First time asker so let me know if I can clear anything up.
I am trying to predict the winning probabilities of horse’s in horse racing. I am using the mlogit package to do so. My current method of testing is I have ~50 engineered features. I select 5 at random and train the model. I then compare the winning probability to the markets odds for all horses. If the odds are higher than what my model predicted I use Kelly Criterion to have a bet on that horse. For a certain 5 features I can get a profit of ~15% against the test data (50/50 split) but then I run the model on the training data that was used to train the mlogit model and it give -20% profit.
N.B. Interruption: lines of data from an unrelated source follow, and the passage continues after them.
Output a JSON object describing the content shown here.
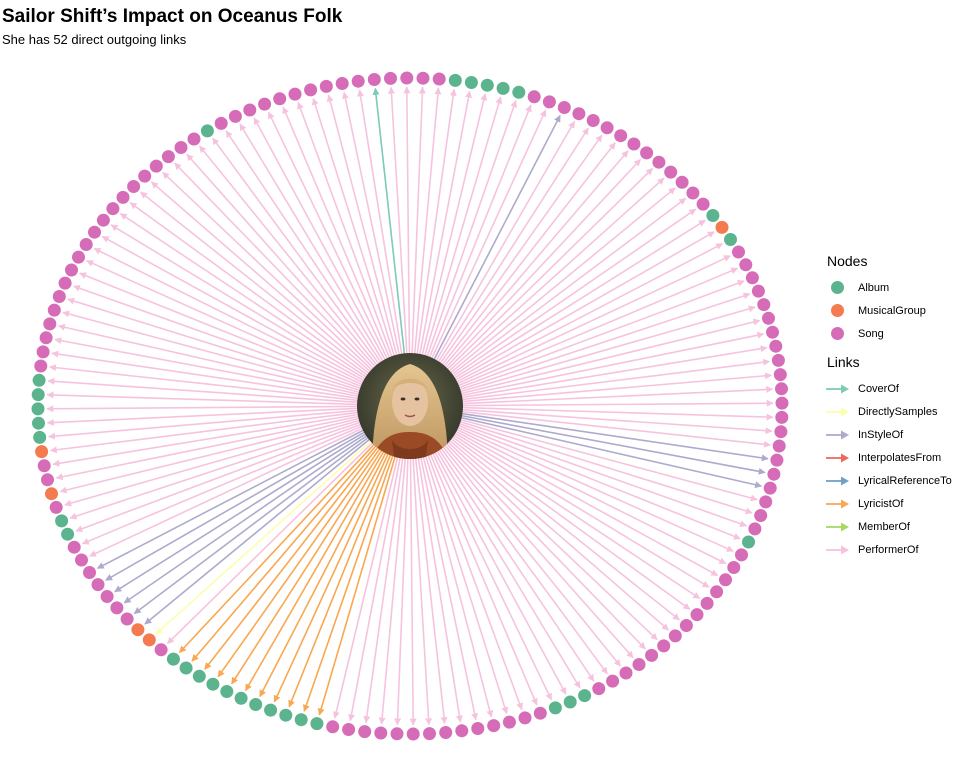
{
  "title": "Sailor Shift’s Impact on Oceanus Folk",
  "subtitle": "She has 52 direct outgoing links",
  "legend": {
    "nodes_title": "Nodes",
    "links_title": "Links",
    "nodes": [
      {
        "label": "Album",
        "color": "#5bb48e"
      },
      {
        "label": "MusicalGroup",
        "color": "#f47a50"
      },
      {
        "label": "Song",
        "color": "#d66cb8"
      }
    ],
    "links": [
      {
        "label": "CoverOf",
        "color": "#7dcbb5"
      },
      {
        "label": "DirectlySamples",
        "color": "#fdfdae"
      },
      {
        "label": "InStyleOf",
        "color": "#aeaacd"
      },
      {
        "label": "InterpolatesFrom",
        "color": "#ef6a5e"
      },
      {
        "label": "LyricalReferenceTo",
        "color": "#6fa1c6"
      },
      {
        "label": "LyricistOf",
        "color": "#f9a751"
      },
      {
        "label": "MemberOf",
        "color": "#a7d766"
      },
      {
        "label": "PerformerOf",
        "color": "#f6c3de"
      }
    ]
  },
  "center_node": {
    "name": "portrait",
    "icon": "woman-portrait-icon",
    "colors": [
      "#4a4a36",
      "#e0b98a",
      "#a8542a"
    ]
  },
  "ring": {
    "node_types": "SSSAAAAAAAAAAASMMSSSSSSSAASMSSMAAAAASSSSSSSSSSSSSSSSSSSSASSSSSSSSSSSSSSSAAAAASSSSSSSSSSSSSSAMASSSSSSSSSSSSSSSSSSSSSASSSSSSSSSSSSSSAAASSSSSSSSSSS",
    "link_types": "PPPLLLLLLLLLLLPDIIIIIIPPPPPPPPPPPPPPPPPPPPPPPPPPPPPPPPPPPPPPPPPPPPPCPPPPPPPPPPPIPPPPPPPPPPPPPPPPPPPPPPPPPPPPPIIIPPPPPPPPPPPPPPPPPPP"
  }
}
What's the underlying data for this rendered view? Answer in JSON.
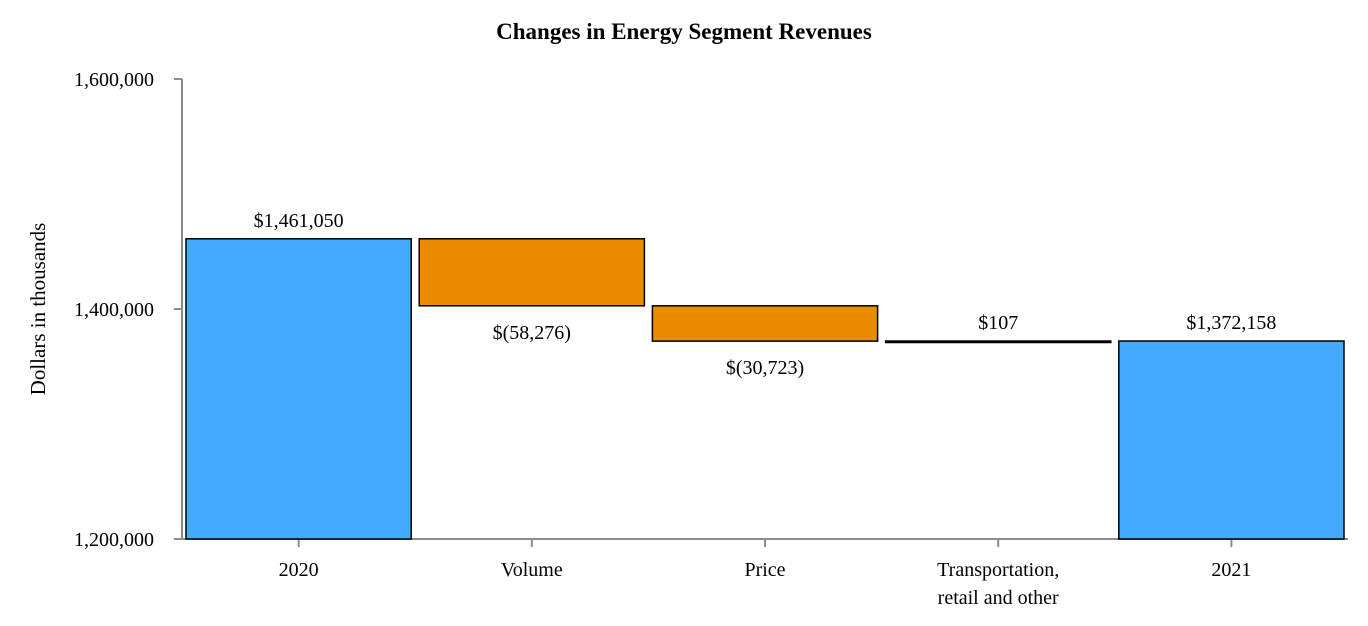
{
  "chart_data": {
    "type": "waterfall",
    "title": "Changes in Energy Segment Revenues",
    "xlabel": "",
    "ylabel": "Dollars in thousands",
    "ylim": [
      1200000,
      1600000
    ],
    "yticks": [
      1200000,
      1400000,
      1600000
    ],
    "ytick_labels": [
      "1,200,000",
      "1,400,000",
      "1,600,000"
    ],
    "categories": [
      [
        "2020"
      ],
      [
        "Volume"
      ],
      [
        "Price"
      ],
      [
        "Transportation,",
        "retail and other"
      ],
      [
        "2021"
      ]
    ],
    "bars": [
      {
        "kind": "total",
        "start": 1200000,
        "end": 1461050,
        "value": 1461050,
        "label": "$1,461,050",
        "label_position": "above",
        "color": "#42aaff"
      },
      {
        "kind": "decrease",
        "start": 1461050,
        "end": 1402774,
        "value": -58276,
        "label": "$(58,276)",
        "label_position": "below",
        "color": "#ea8c00"
      },
      {
        "kind": "decrease",
        "start": 1402774,
        "end": 1372051,
        "value": -30723,
        "label": "$(30,723)",
        "label_position": "below",
        "color": "#ea8c00"
      },
      {
        "kind": "increase",
        "start": 1372051,
        "end": 1372158,
        "value": 107,
        "label": "$107",
        "label_position": "above",
        "color": "#42aaff"
      },
      {
        "kind": "total",
        "start": 1200000,
        "end": 1372158,
        "value": 1372158,
        "label": "$1,372,158",
        "label_position": "above",
        "color": "#42aaff"
      }
    ]
  }
}
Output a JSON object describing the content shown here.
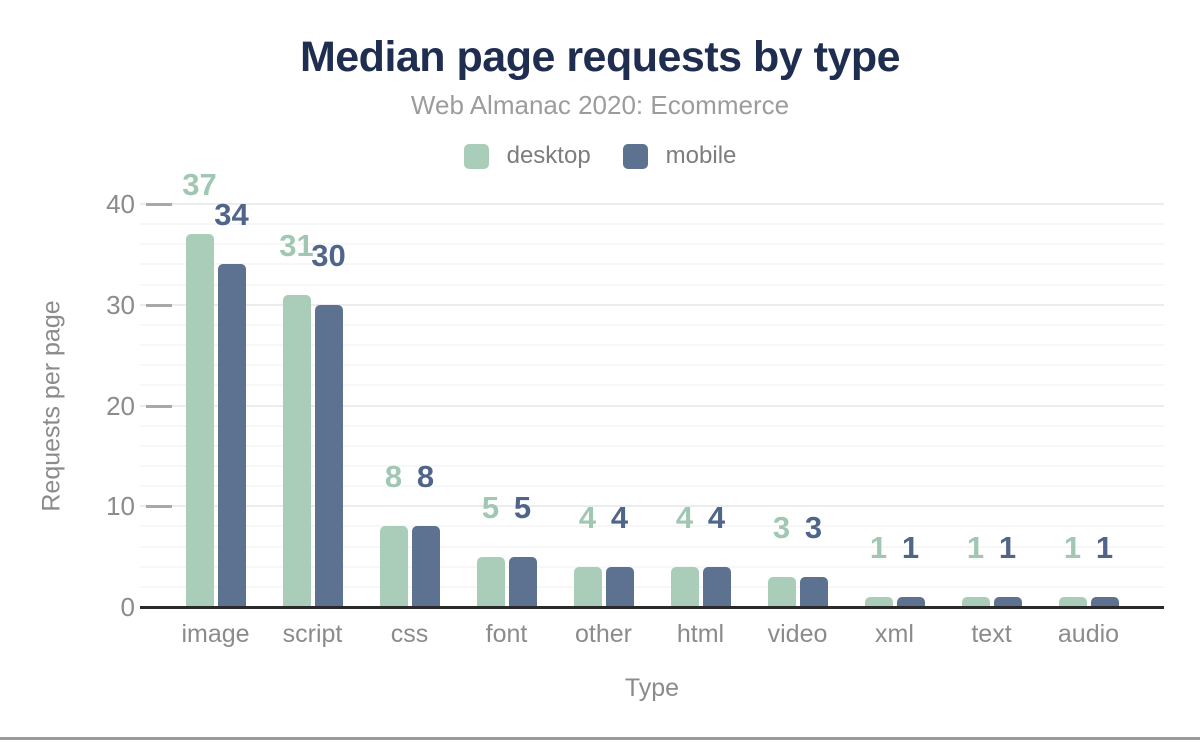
{
  "chart_data": {
    "type": "bar",
    "title": "Median page requests by type",
    "subtitle": "Web Almanac 2020: Ecommerce",
    "categories": [
      "image",
      "script",
      "css",
      "font",
      "other",
      "html",
      "video",
      "xml",
      "text",
      "audio"
    ],
    "series": [
      {
        "name": "desktop",
        "values": [
          37,
          31,
          8,
          5,
          4,
          4,
          3,
          1,
          1,
          1
        ],
        "color": "#a9cdb9",
        "label_color": "#9fc7b2"
      },
      {
        "name": "mobile",
        "values": [
          34,
          30,
          8,
          5,
          4,
          4,
          3,
          1,
          1,
          1
        ],
        "color": "#5d7190",
        "label_color": "#50658a"
      }
    ],
    "xlabel": "Type",
    "ylabel": "Requests per page",
    "ylim": [
      0,
      40
    ],
    "y_ticks": [
      0,
      10,
      20,
      30,
      40
    ],
    "y_minor_step": 2,
    "grid": true,
    "legend_position": "top",
    "data_labels": true
  },
  "colors": {
    "title": "#1e2d50",
    "subtitle": "#9c9c9c",
    "axis_text": "#8b8b8b",
    "legend_text": "#7d7d7d",
    "axis_line": "#2a2a2a",
    "grid_major": "#ececec",
    "grid_minor": "#f7f7f7",
    "tick": "#a8a8a8",
    "bottom_strip": "#9b9b9b",
    "background": "#ffffff"
  }
}
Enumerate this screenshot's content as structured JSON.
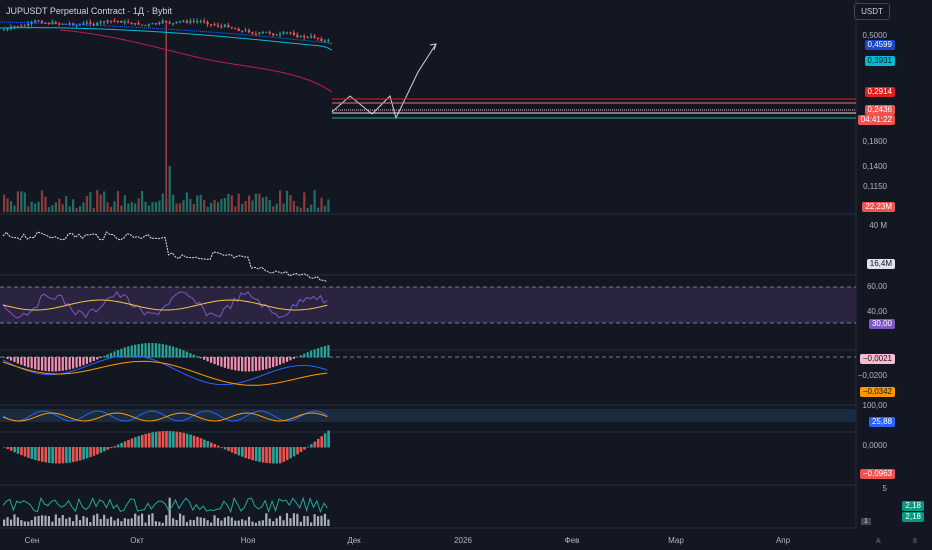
{
  "header": {
    "title": "JUPUSDT Perpetual Contract · 1Д · Bybit",
    "unit_button": "USDT"
  },
  "price_axis": {
    "ticks": [
      "0,5000",
      "0,1800",
      "0,1400",
      "0,1150"
    ],
    "tags": {
      "ma_blue": "0,4599",
      "ma_cyan": "0,3931",
      "level_red": "0,2914",
      "last_price": "0,2436",
      "countdown": "04:41:22",
      "volume": "22,23M"
    }
  },
  "pane_obv": {
    "tick": "40 M",
    "tag": "16,4M"
  },
  "pane_rsi": {
    "ticks": [
      "60,00",
      "40,00"
    ],
    "tag": "30,00"
  },
  "pane_macd": {
    "ticks": [
      "−0,0200"
    ],
    "tags": {
      "hist": "−0,0021",
      "line_orange": "−0,0342"
    }
  },
  "pane_stoch": {
    "tick": "100,00",
    "tag": "25,88"
  },
  "pane_ao": {
    "ticks": [
      "0,0000"
    ],
    "tag": "−0,0963"
  },
  "pane_last": {
    "tick": "5",
    "tags": [
      "2,18",
      "2,18"
    ]
  },
  "time_axis": [
    "Сен",
    "Окт",
    "Ноя",
    "Дек",
    "2026",
    "Фев",
    "Мар",
    "Апр"
  ],
  "corner_labels": {
    "page": "1",
    "a": "A",
    "b": "8"
  },
  "colors": {
    "bg": "#131722",
    "up": "#26a69a",
    "down": "#ef5350",
    "ma_blue": "#2962ff",
    "ma_cyan": "#00bcd4",
    "ma_red": "#c2185b",
    "rsi_band": "#7e57c2",
    "orange": "#ff9800"
  }
}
Is this expected? Why would it preform well on test data but not on training data?
Cheers
y<-mlogit.data(dsTest,shape="long", id.var="Raceno")
x<-mlogit.data(dsTrain_after,choice="Wincol",shape="long", id.var="Raceno")
mymod <- (mlogit(Wincol ~ Start_Price_Standardized + Top3_All_From_3_Races_Standardized +
Number_Standardized + length_model_no_price_pred + length_model_price_pred +
place_model_price_pred - 1, data=x))
I think this only shows that you a a misalignment between what your model does, and how you are evaluating its success. your model predicts odds of winning a race, and you havent shared with us its performance over train/test for that…. your model wasnt developed to turn you a profit, yet you showed that using it the way you do leads to poor or at least erratic performance in the profit domain.